Esma Ben Said
04 Juillet 2018•Mise à jour: 04 Juillet 2018
AA / Kinshasa / Pascal Mulegwa
Le sénat de la République démocratique du Congo (RDC) a adopté mercredi une loi sur le statut et la protection d'anciens présidents élus du pays, qui n’enregistre aucun ancien chef d’Etat en vie, a rapporté le correspondant d’Anadolu.
Par un vote à main levée, les sénateurs ont adopté cette loi qui sera transmise à l’Assemblée nationale pour une seconde lecture avant promulgation par le président Joseph Kabila censé en être le premier bénéficiaire.
Outre un statut de sénateur à vie, cette loi dont une copie a été consultée par Anadolu donne droit à un ancien président élu des honneurs dans toutes les cérémonies, un personnel de protection et de domestique , une logistique nécessaire pour se mouvoir, une pension spéciale à un taux d’au moins 50 % de son ancien salaire mensuel, jouir des droits politiques et civils.

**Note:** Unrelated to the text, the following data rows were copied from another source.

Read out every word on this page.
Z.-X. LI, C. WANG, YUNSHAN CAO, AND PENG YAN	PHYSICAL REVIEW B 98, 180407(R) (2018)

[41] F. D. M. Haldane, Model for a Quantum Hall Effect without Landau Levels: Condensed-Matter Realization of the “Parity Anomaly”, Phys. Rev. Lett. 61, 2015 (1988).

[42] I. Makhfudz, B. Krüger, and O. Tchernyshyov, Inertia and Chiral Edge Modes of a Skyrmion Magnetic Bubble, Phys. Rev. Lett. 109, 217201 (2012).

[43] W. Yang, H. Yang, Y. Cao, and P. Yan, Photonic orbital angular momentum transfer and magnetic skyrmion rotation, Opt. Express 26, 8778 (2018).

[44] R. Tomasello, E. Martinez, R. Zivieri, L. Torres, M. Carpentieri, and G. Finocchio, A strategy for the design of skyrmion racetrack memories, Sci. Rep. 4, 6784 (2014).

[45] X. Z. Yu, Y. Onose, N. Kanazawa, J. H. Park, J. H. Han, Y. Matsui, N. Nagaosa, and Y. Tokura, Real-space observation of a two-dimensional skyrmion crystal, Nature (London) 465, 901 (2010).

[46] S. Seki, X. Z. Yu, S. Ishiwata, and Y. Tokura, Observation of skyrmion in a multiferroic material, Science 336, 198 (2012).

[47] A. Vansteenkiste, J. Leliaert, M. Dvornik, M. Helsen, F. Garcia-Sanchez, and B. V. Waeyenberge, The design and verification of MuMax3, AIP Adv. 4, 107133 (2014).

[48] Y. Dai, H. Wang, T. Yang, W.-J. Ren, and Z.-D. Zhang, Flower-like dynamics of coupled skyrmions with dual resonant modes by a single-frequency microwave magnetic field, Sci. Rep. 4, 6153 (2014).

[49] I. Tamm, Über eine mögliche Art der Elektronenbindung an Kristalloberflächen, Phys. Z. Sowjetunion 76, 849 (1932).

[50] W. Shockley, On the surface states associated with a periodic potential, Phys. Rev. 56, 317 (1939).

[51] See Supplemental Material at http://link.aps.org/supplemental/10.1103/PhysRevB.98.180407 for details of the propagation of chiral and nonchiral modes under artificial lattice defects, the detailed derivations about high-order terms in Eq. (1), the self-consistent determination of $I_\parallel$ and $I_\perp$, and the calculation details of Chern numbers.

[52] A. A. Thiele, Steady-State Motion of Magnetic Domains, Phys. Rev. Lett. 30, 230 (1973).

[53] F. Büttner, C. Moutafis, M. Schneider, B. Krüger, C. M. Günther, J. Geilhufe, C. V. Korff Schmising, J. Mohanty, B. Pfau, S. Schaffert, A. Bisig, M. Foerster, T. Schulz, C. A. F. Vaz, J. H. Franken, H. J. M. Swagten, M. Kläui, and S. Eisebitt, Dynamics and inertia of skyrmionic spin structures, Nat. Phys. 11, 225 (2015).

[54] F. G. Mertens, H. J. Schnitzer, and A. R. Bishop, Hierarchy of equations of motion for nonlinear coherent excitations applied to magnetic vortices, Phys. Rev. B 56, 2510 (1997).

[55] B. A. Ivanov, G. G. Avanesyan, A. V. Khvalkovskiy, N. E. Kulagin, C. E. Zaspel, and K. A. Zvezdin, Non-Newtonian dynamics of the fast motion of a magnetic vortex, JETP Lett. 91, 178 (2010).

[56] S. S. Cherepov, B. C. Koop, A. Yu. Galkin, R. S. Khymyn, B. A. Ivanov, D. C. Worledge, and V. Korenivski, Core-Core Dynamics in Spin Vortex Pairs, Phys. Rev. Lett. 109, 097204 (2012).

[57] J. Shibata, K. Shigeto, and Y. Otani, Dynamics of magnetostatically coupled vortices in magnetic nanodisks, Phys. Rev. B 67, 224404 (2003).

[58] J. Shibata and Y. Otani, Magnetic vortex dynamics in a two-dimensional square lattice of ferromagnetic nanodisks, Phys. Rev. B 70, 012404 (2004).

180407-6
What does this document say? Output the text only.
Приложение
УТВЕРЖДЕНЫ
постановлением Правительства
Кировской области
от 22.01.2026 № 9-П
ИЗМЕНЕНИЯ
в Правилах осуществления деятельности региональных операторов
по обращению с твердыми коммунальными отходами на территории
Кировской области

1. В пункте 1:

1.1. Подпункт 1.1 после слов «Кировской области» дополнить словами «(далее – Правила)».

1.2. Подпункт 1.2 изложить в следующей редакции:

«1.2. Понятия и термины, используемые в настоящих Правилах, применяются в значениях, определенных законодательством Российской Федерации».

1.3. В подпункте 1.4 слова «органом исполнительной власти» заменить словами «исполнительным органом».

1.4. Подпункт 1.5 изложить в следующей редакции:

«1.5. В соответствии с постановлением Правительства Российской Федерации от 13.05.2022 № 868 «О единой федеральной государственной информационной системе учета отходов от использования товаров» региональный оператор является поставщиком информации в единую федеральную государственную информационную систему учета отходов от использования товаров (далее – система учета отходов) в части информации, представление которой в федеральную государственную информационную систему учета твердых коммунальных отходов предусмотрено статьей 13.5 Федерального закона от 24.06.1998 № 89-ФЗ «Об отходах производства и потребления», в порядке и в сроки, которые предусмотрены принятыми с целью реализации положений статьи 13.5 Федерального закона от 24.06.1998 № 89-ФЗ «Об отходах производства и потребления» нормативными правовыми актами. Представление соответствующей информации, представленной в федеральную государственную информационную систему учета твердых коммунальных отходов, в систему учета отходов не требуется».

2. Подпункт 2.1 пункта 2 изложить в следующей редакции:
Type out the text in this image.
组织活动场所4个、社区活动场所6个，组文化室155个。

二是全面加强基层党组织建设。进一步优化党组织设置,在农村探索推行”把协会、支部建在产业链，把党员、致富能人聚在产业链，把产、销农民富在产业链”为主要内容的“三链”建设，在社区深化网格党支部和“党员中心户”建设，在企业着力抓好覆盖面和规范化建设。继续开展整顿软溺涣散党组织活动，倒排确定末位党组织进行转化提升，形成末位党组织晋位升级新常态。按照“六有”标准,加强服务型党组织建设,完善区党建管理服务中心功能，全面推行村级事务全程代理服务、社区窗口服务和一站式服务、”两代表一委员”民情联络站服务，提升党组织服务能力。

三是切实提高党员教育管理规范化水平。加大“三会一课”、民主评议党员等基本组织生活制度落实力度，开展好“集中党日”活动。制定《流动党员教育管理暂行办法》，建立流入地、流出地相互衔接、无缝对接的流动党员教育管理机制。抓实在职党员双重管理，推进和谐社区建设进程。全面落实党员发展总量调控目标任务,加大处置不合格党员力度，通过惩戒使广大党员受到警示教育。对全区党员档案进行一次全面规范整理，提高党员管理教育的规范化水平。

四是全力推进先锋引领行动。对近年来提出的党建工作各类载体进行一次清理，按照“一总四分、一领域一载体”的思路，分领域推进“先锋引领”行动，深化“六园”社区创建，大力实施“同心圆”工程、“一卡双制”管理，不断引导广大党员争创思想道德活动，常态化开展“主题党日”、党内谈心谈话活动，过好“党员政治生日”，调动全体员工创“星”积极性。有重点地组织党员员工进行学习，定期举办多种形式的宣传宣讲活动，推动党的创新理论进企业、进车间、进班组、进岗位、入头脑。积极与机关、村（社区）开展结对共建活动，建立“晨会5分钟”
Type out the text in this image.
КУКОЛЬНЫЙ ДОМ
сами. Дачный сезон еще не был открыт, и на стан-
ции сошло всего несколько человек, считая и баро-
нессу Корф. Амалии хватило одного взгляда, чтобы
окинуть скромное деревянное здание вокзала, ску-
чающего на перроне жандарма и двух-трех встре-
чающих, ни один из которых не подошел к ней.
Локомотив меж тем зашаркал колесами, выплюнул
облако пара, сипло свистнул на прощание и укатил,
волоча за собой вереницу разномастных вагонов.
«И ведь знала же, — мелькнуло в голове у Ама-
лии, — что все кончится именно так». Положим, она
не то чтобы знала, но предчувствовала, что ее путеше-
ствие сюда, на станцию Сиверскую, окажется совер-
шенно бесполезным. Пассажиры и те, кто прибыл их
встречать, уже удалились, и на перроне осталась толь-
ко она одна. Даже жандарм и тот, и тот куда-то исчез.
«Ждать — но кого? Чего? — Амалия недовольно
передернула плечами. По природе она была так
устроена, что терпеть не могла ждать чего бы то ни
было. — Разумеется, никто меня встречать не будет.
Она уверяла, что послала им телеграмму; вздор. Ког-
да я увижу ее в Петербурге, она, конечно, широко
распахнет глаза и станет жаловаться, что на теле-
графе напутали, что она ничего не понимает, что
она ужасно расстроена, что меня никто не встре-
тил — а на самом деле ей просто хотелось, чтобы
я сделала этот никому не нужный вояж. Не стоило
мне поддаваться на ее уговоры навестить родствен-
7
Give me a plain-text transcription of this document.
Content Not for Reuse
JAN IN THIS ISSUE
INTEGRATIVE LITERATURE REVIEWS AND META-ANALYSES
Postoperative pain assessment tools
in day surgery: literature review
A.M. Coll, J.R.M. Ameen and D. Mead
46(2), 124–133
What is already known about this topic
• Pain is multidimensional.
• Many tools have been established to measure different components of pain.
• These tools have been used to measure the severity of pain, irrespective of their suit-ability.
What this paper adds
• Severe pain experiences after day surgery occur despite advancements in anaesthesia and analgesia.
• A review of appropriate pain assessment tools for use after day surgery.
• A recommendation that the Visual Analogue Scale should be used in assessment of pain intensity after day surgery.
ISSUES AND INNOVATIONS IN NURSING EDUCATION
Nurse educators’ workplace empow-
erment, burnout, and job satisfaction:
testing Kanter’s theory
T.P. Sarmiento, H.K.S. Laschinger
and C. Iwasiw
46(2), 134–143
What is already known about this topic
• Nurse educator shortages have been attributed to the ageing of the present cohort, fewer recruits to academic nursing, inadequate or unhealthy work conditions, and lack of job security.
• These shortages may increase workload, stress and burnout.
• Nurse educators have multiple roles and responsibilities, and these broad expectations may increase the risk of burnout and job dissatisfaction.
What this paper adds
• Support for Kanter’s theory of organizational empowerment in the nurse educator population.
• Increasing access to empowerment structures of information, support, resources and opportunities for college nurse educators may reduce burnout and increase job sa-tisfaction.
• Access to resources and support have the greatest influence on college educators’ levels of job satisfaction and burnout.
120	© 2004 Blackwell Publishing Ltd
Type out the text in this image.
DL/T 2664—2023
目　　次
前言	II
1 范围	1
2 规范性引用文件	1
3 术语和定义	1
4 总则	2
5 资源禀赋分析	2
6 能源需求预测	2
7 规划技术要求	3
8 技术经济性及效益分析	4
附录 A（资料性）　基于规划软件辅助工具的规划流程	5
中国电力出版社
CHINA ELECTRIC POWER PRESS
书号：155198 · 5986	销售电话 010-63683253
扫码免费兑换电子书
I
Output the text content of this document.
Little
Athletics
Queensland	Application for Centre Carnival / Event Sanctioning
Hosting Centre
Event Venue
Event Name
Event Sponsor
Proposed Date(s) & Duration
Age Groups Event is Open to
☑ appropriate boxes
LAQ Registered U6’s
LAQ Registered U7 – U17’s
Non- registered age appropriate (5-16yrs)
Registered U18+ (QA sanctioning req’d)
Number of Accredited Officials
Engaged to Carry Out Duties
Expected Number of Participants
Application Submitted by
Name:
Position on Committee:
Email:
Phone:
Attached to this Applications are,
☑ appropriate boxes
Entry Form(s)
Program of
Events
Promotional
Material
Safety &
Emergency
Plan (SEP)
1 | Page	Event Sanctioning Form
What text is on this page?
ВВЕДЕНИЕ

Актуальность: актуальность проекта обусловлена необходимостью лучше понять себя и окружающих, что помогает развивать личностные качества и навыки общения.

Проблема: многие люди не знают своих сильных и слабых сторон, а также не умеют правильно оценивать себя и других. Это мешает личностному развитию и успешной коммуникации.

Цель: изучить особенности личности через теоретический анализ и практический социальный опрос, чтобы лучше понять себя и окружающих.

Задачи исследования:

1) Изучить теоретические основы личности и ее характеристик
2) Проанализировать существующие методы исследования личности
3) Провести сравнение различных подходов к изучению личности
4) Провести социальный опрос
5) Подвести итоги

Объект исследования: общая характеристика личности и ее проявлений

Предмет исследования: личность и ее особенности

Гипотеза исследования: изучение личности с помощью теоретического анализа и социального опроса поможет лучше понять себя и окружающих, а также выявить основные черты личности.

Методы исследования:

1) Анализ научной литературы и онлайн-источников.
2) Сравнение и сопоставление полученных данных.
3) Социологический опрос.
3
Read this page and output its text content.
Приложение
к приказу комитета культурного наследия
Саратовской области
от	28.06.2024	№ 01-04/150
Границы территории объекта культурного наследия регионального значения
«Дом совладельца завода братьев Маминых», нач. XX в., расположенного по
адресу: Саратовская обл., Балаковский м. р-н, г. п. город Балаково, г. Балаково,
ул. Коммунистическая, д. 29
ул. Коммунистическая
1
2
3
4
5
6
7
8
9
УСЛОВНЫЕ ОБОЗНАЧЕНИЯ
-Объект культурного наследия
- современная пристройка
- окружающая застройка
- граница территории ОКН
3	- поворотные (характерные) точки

« Cette loi va réduire le taux de délinquance constitutionnelle et dissuader ceux qui seraient tenté par un troisième mandat », a déclaré à Anadolu le sénateur d’opposition Jacques Djoli également vice-président de la Commission qui a élaboré cette loi qui traine depuis près de trois ans au parlement sans être examinée.
La veille, les Sénateurs ont refusé une proposition de la présidence de la République, d’étendre cette loi à d’autres personnalités. Ce texte est adopté à six mois de la présidentielle censée élire le successeur au président Joseph Kabila au pouvoir depuis 2001 et dont le dernier mandat a expiré le 19 décembre 2016.
Indépendante depuis 1960, la RDC a connu quatre chefs d'État dont trois « non élus » déjà décédés. Le pays s’apprête à un passage historique du pouvoir entre un sortant et un entrant.
Les candidatures pour l’élection présidentielle et les législatives seront déposées du 25 Juillet au 8 Aout. Kabila ne s’est jamais prononcé sur son avenir politique mais l’opposition l’accuse de tenter un nouveau report des scrutins ou un troisième mandat.